Alors que les États-Unis ont annoncé une nouvelle salve de sanctions économiques contre l'Iran, la télévision d'État iranienne a diffusé une vidéo intitulée « Où et comment devons-nous tuer Barron Trump ? », mettant en scène le fils du président américain et promettant une prime de 10 millions de dollars (8,5 millions d'euros) pour sa tête. La vidéo, diffusée dimanche 23 août sur la troisième chaîne d'État, modélise le quartier et l'université du jeune homme de 20 ans, affirmant qu'il est « entièrement surveillé ».
Une vidéo de menaces explicites diffusée par la télévision d'État
La vidéo montre Barron Trump avec une manette de jeux vidéo dans les mains et un maillot de l'équipe de football d'Arsenal sur les épaules. Une voix off prétend avoir trouvé une brèche dans la sécurité du jeune homme, évoquant une femme qui aurait réussi à déjouer les services secrets américains et échangé en privé avec lui via des messages sur Xbox. Cette diffusion intervient alors que Donald Trump annonçait un nouveau train de sanctions économiques censées causer « l'effondrement » de l'Iran.
Les services secrets américains réagissent
Les services secrets américains ont réagi à cette diffusion. Nate Herring, porte-parole des services secrets, a déclaré à CNN via un communiqué : « Les services secrets américains ont pris connaissance de la vidéo et enquêtent sur tout élément pouvant être perçu comme une menace envers les personnes qu'ils protègent. Par souci de sécurité opérationnelle, nous ne commentons pas les questions de renseignement relatives à la protection. »
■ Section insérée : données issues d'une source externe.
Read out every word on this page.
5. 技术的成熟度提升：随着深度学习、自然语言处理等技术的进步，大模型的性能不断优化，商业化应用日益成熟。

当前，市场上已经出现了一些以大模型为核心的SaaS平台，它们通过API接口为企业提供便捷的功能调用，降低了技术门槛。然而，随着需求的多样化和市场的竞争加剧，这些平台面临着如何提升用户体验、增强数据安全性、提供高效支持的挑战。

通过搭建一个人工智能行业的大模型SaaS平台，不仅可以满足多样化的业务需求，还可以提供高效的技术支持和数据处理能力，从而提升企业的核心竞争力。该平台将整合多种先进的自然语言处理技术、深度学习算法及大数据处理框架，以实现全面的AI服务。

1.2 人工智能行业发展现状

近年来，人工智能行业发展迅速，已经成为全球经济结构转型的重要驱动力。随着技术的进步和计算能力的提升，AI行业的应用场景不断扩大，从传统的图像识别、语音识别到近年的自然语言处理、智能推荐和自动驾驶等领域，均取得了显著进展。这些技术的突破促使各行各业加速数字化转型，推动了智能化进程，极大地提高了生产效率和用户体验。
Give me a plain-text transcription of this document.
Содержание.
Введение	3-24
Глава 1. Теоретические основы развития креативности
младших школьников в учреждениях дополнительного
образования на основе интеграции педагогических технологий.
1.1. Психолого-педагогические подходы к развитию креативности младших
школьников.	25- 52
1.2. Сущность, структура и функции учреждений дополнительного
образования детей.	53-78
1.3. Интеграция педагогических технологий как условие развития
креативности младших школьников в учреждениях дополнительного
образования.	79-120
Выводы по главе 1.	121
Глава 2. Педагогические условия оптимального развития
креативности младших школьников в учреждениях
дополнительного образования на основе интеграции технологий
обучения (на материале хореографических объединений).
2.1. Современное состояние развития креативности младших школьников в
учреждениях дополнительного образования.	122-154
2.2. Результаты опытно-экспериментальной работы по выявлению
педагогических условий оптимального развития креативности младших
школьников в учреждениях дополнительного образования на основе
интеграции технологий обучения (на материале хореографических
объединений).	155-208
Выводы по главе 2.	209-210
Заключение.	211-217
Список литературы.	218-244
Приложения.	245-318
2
Un contexte de représailles après l'assassinat de l'ayatollah Khamenei
Ces menaces s'inscrivent dans un contexte de représailles après l'assassinat de plusieurs cadres iraniens, dont celui de l'ayatollah Ali Khamenei, le 28 février, au début de la guerre en Iran. En juillet, l'agence de presse Tasnim, affiliée aux gardiens de la Révolution, avait déjà diffusé une vidéo intitulée « Où et comment tuer Melania Trump ? », pointant les habitudes de shopping de la première dame comme une « faiblesse » et appelant des « combattants de la liberté » à agir. Un panneau d'affichage sur la place de la Révolution islamique à Téhéran avait montré le président américain apparemment mort dans un cercueil, avec les mots « Nous tuerons Trump » inscrits en anglais.
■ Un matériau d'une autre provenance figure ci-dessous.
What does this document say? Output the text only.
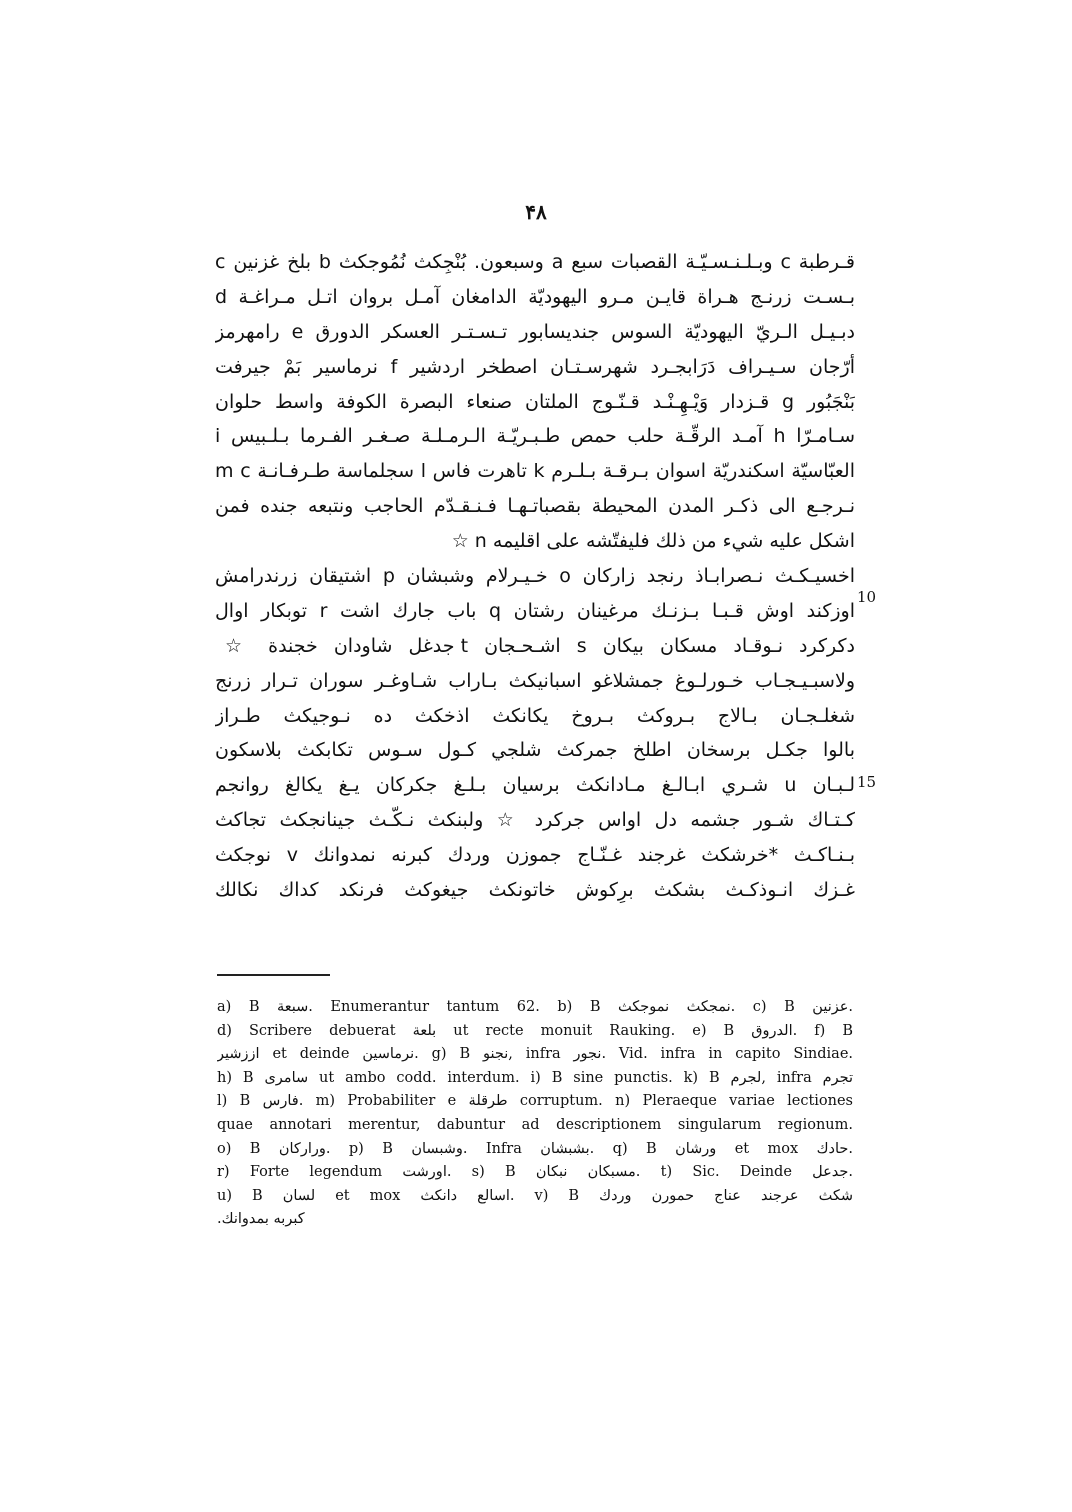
۴۸
10
15
قـرطبة c وبـلـنـسـيّـة القصبات سبع a وسبعون. بُنْجِكث نُمُوجكث b بلخ غزنين c
بـسـت زرنـج هـراة قايـن مـرو اليهوديّة الدامغان آمـل بروان اتـل مـراغـة d
دبـيـل الـريّ اليهوديّة السوس جنديسابور تـسـتـر العسكر الدورق e رامهرمز
أرّجان سـيـراف دَرَابجـرد شهرسـتـان اصطخر اردشير f نرماسير بَمْ جيرفت
بَنْجَبُور g قـزدار وَيْـهِـنْـد قـنّـوج الملتان صنعاء البصرة الكوفة واسط حلوان
سـامـرّا h آمـد الرقّـة حلب حمص طـبـريّـة الـرمـلـة صـغـر الفـرما بـلـبيس i
العبّاسيّة اسكندريّة اسوان بـرقـة بـلـرم k تاهرت فاس l سجلماسة طـرفـانـة m c
نـرجـع الى ذكـر المدن المحيطة بقصباتـهـا فـنـقـدّم الحاجب ونتبعه جنده فمن
اشكل عليه شيء من ذلك فليفتّشه على اقليمه n ☆
اخسيـكـث نـصرابـاذ رنجد زاركان o خـيـرلام وشبشان p اشتيقان زرندرامش
اوزكند اوش قـبـا بـزنـك مرغينان رشتان q باب جارك اشت r توبكار اوال
دكركرد نـوقـاد مسكان بيكان s اشـحـجان t جدغل شاودان خجندة ☆
ولاسبـيـجـاب خـورلـوغ جمشلاغو اسبانيكث بـاراب شـاوغـر سوران تـرار زرنج
شغلـجـان بـالاج بـروكث بـروخ يكانكث اذخكث ده نـوجيكث طـراز
بالوا جكـل برسخان اطلخ جمركث شلجي كـول سـوس تكابكث بلاسكون
لـبـان u شـري ابـالـغ مـادانكث برسيان بـلـغ جكركان يـغ يكالغ روانجم
كـتـاك شـور جشمه دل اواس جركرد ☆ ولبنكث نـكّـث جينانجكث تجاكث
بـنـاكـث *خرشكث غرجند غـنّـاج جموزن وردك كبرنه نمدوانك v نوجكث
غـزك انـوذكـث بشكث برِكوش خاتونكث جيغوكث فرنكد كداك نكالك
a) B سبعة. Enumerantur tantum 62. b) B نمجكث نموجكث. c) B عزنين.
d) Scribere debuerat بلعة ut recte monuit Rauking. e) B الدروق. f) B
اززشير et deinde نرماسين. g) B نجنو, infra نجور. Vid. infra in capito Sindiae.
h) B سامرى ut ambo codd. interdum. i) B sine punctis. k) B لجرم, infra تجرم
l) B فارس. m) Probabiliter e طرقلة corruptum. n) Pleraeque variae lectiones
quae annotari merentur, dabuntur ad descriptionem singularum regionum.
o) B وراركان. p) B وشبسان. Infra بشبشان. q) B ورشان et mox حادك.
r) Forte legendum اورشت. s) B مسبكان نبكان. t) Sic. Deinde جدعل.
u) B لسان et mox اسالع دانكث. v) B شكث عرجند عناج حمورن وردك
كبربه بمدوانك.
L'escalade des tensions entre Washington et Téhéran
Mohsen Ghanbarian, une figure régulière de la chaîne de télévision d'État, s'adressant à une foule rassemblée à Téhéran le 30 juin, avait déclaré : « Si nous n'appliquons pas la loi du talion à Trump, si nous ne punissons pas l'assassin de notre dirigeant, le dirigeant actuel et les dirigeants de la République islamique devront toujours vivre dans la clandestinité. » Le président des États-Unis avait promis le 20 janvier dans un entretien avec NewsNation que « l'Iran tout entier exploserait » en cas d'attentat contre sa vie, affirmant que les États-Unis « rayeraient la République islamique de la surface de la Terre ».
Le gouvernement américain a affirmé lundi sa volonté de « couper toutes les ressources économiques » de l'Iran et adressé un avertissement ferme aux pays qui continueraient à soutenir Téhéran, qui voit là un « aveu de défaite » des États-Unis. Lors d'une conférence de presse à Washington, le ministre des Finances Scott Bessent a présenté un nouveau train de sanctions touchant les partenaires commerciaux de l'Iran, sur l'or, la technologie, les actifs numériques, l'aviation et le transport maritime, sans préciser quand elles entreraient en vigueur ni quels pays pourraient se retrouver dans le viseur des États-Unis.